Chapter 19
Ich hatte längst zu schreien aufgehört, doch fallen tat ich noch immer. Wie ein Stein raste ich durch die Dunkelheit und drehte mich dabei so oft um die eigene Achse, dass ich schon gar nicht mehr mitzählen konnte, wie viele Saltos ich in dieser schrecklichen Leere schon gemacht hatte.
Mir war inzwischen so schwindelig, dass ich meine Augen fest zusammengekniffen hatte, um nicht in Tränen auszubrechen. Das konnte doch alles nicht wahr sein. Erst die Geschichte mit dem Brand in meinem Zimmer und jetzt dieser Sturz ins Ungewisse! Doch an schlechte Träume glaubte ich schon gar nicht mehr.
Das was hier gerade passierte, passierte mir wirklich. Bei dieser Erkenntnis war ich absolut sicher. Es ging irgendetwas sehr merkwürdiges vor sich, doch die Frage war nur was...
Außerdem war ich davon überzeugt, dass ich trotz meiner anfänglichen Ängste und Schreie gerade nicht in den Tod stürzte. Woher dieses Wissen stammte, wusste ich nicht. Und naja, wenn ich doch sterben würde, dann wäre ich wenigstens mit einer guten Einstellung gestorben.
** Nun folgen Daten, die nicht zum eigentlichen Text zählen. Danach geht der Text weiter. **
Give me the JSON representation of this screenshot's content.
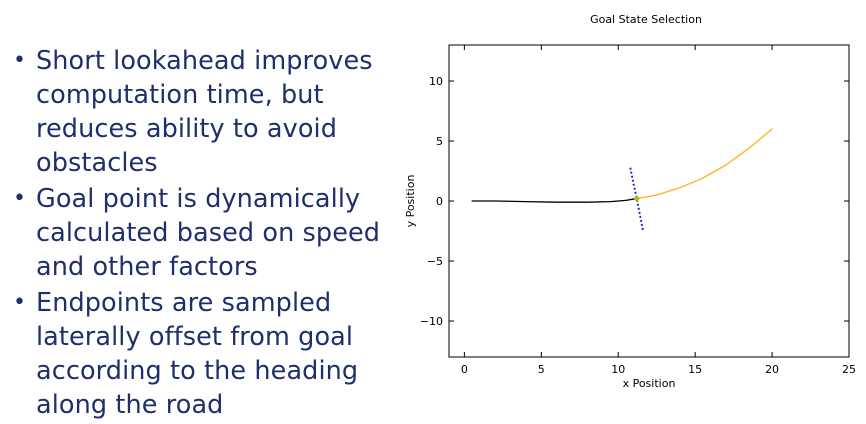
{
  "slide": {
    "bullets": [
      "Short lookahead improves computation time, but reduces ability to avoid obstacles",
      "Goal point is dynamically calculated based on speed and other factors",
      "Endpoints are sampled laterally offset from goal according to the heading along the road"
    ],
    "text_color": "#1f2f6b"
  },
  "chart_data": {
    "type": "line",
    "title": "Goal State Selection",
    "xlabel": "x Position",
    "ylabel": "y Position",
    "xlim": [
      -1,
      25
    ],
    "ylim": [
      -13,
      13
    ],
    "xticks": [
      0,
      5,
      10,
      15,
      20,
      25
    ],
    "yticks": [
      -10,
      -5,
      0,
      5,
      10
    ],
    "grid": false,
    "series": [
      {
        "color": "#000000",
        "style": "solid",
        "x": [
          0.5,
          2,
          4,
          6,
          8,
          9.5,
          10.5,
          11.2
        ],
        "y": [
          0.0,
          0.0,
          -0.05,
          -0.1,
          -0.1,
          -0.05,
          0.05,
          0.2
        ]
      },
      {
        "color": "#ffb11b",
        "style": "solid",
        "x": [
          11.2,
          12.5,
          14,
          15.5,
          17,
          18.5,
          20
        ],
        "y": [
          0.2,
          0.5,
          1.1,
          1.9,
          3.0,
          4.4,
          6.0
        ]
      },
      {
        "color": "#2a2acc",
        "style": "dotted",
        "x": [
          10.8,
          11.0,
          11.2,
          11.4,
          11.6
        ],
        "y": [
          2.7,
          1.4,
          0.2,
          -1.1,
          -2.4
        ]
      }
    ],
    "points": [
      {
        "x": 11.2,
        "y": 0.2,
        "color": "#b8b800"
      }
    ]
  }
}
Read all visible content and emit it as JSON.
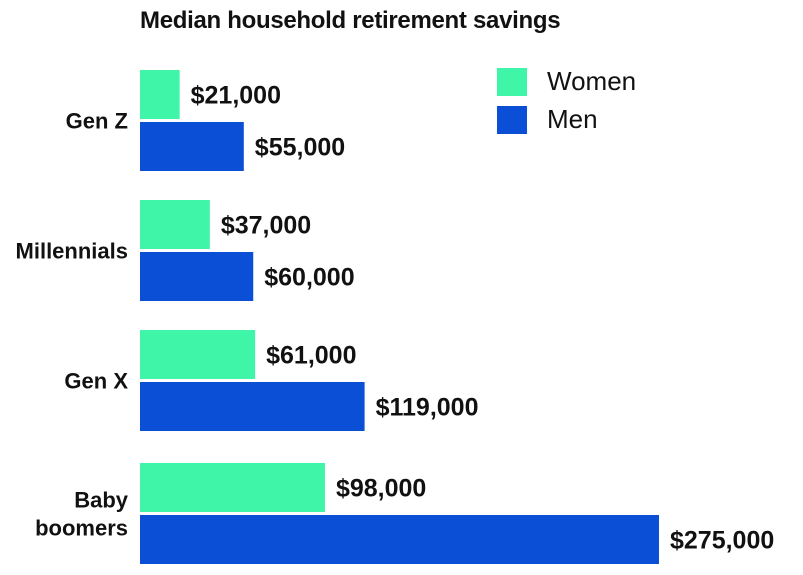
{
  "chart_data": {
    "type": "bar",
    "orientation": "horizontal",
    "title": "Median household retirement savings",
    "xlabel": "",
    "ylabel": "",
    "categories": [
      "Gen Z",
      "Millennials",
      "Gen X",
      "Baby boomers"
    ],
    "category_lines": [
      [
        "Gen Z"
      ],
      [
        "Millennials"
      ],
      [
        "Gen X"
      ],
      [
        "Baby",
        "boomers"
      ]
    ],
    "series": [
      {
        "name": "Women",
        "color": "#3ef5a8",
        "values": [
          21000,
          37000,
          61000,
          98000
        ],
        "labels": [
          "$21,000",
          "$37,000",
          "$61,000",
          "$98,000"
        ]
      },
      {
        "name": "Men",
        "color": "#0a4fd6",
        "values": [
          55000,
          60000,
          119000,
          275000
        ],
        "labels": [
          "$55,000",
          "$60,000",
          "$119,000",
          "$275,000"
        ]
      }
    ],
    "xlim": [
      0,
      275000
    ],
    "grid": false,
    "axes_visible": false,
    "legend_position": "top-right"
  }
}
Meine Meinung änderte sich jedoch innerhalb von nur einer Millisekunde, nämlich genau zu dem Zeitpunkt, als mich etwas hart am Gesicht streifte. Schützend überkreuzte ich beide Arme davor, doch die halfen nur geringfügig, als mir immer mehr unbekannte Objekte ins Gesicht peitschten. Als eines davon mir quer von der linken Schläfe über den Nasenrücken bis hin zum rechten Wangenknochen die Haut aufriss und dabei beinahe mein Auge mit erwischt hätte, schrie ich vor Schmerz auf.
Ganz langsam verblasste die Dunkelheit um mich herum, wurde immer heller und ich konnte während ich kurz die Augen öffnete einen Blick auf die qualvollen Peitschen erhaschen. Zu meiner Überraschung stellte ich fest, dass es sich um Bäume handelte. Nicht irgendwelche Bäume, sondern winterliche, teilweise mit Schnee bedeckte Nadelbäume und Tannen schlugen mir so brutal ins Gesicht.
Mit Schrecken stellte ich fest, dass der Boden unaufhaltsam in einem viel zu hohen Tempo auf mich zu gerast kam. Panisch versuchte ich mich an den Ästen der Bäume, die mir trotz der Schmerzen jetzt deutlich willkommener waren als zuvor, festzuhalten. Mein verzweifeltes Klammern konnte tatsächlich etwas von meiner Geschwindigkeit nehmen und so landete ich zwar mit viel Leid, aber immerhin lebend, zwischen den hohen Tannen ächzend auf dem Bauch.
Im ersten Moment war meine Sicht getrübt und ich fühlte mich auch sonst etwas benommen. Langsam rollte ich mich ab und lehnte mich dann erschöpft gegen einen der Bäume. Als ich wieder klar sehen konnte, betrachtete ich die Landschaft, um mich herum. Das Problem war nur, dass es nicht viel zu sehen gab.
Denn um mich herum befanden sich die Tannen und hinter den Tannen, wer hätte es gedacht, konnte man weit und breit auch nichts anderes als Tannen sehen. Frustriert stöhnte ich auf. Wie sollte ich nur jemals hier wieder herausfinden? Und wo genau befand ich mich überhaupt? Zu allem Überfluss schienen hier tiefe Minusgrade zu herrschen, was ich durch meine dünnen, für den Sommer ausgelegten Klamotten nun deutlich zu spüren bekam.
Das war doch nicht möglich. Ich hatte so einen Sturz überlebt, um jetzt wegen zu niedrigen Temperaturen zu erfrieren? Na super. Ich richtete mich auf, um mich ein bisschen zu bewegen und so der Kälte entgegen zu wirken.
Mit jedem Meter, den ich lief, spürte ich wie Stück für Stück meines Körpers zu einem Eisklotz gefror. Ich hatte die Arme um meinen Oberkörper geschlungen, doch das nützte mir auch nicht viel, was man daran erkennen konnte, dass ich am ganzen Körper zitterte und meine Zähne so heftig aufeinanderschlugen, sodass ich Angst bekam sie könnten abbrechen. Nach etlichen Schritten, die ich getan hatte, wurde es mir schließlich zu viel und ich sackte bibbernd auf dem Boden zusammen. Meine letzten Gedanken waren an Mum und Clarrise gerichtet: Mögen sie ein schönes und längeres Leben haben als ich es hatte.